The authors then apply the methods to three real cancer trial datasets that combine gene‑expression profiles (hundreds to thousands of features) with clinical covariates. Because the sample sizes are modest (≈100–300 patients), a double 5‑fold cross‑validation scheme (outer loop for test folds, inner loop for hyper‑parameter tuning) is used to mimic external validation. Across these datasets, Interaction Forests consistently achieve the best C‑for‑Benefit, while either CoxCC or CoxTime provide the best calibration scores, confirming the simulation findings. Notably, IF excels when qualitative interactions (i.e., the direction of treatment effect flips depending on biomarker levels) are present, highlighting its ability to capture complex decision boundaries.

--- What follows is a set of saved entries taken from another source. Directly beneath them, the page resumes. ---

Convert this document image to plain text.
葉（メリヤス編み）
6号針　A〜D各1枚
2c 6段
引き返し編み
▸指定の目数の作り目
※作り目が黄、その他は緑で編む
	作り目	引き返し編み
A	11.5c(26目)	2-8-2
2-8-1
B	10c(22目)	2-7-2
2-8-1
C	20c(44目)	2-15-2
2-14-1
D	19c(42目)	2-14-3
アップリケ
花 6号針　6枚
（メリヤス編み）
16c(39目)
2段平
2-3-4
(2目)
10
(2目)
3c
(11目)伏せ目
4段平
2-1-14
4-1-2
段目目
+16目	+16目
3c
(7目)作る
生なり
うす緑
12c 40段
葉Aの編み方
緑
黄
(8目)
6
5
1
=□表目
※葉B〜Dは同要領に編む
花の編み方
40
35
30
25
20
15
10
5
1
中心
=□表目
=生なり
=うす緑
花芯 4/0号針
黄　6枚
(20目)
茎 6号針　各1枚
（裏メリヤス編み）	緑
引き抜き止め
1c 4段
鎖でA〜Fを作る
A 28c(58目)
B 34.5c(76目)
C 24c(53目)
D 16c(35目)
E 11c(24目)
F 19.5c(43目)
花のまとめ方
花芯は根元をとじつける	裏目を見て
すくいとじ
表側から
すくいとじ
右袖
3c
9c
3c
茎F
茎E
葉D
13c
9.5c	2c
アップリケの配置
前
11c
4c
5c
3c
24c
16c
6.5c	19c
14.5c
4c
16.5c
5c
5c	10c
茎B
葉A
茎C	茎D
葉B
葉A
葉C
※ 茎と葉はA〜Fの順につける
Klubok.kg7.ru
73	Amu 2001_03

The discussion emphasizes that ML‑based survival models can capture nonlinearities and high‑dimensional interactions that linear Cox models miss, leading to more accurate individualized treatment recommendations. However, the authors acknowledge limitations: reduced interpretability of neural networks and forests, potential over‑fitting in small samples, sensitivity to censoring rates, and the need for external validation on independent cohorts. Future work is suggested to integrate causal inference techniques (e.g., propensity‑score matching, instrumental variables) with ML models, develop ensemble approaches, and create user‑friendly visualization tools for clinicians.

In conclusion, the study provides empirical evidence that flexible ML survival models—particularly Interaction Forests and neural‑network‑based Cox extensions—offer superior discrimination and calibration for estimating conditional average treatment effects in RCTs with time‑to‑event outcomes, especially when the underlying data exhibit strong nonlinearity and interaction effects. This positions them as valuable alternatives to traditional regression‑based methods for developing personalized treatment rules in oncology and other fields where high‑dimensional biomarker data are available.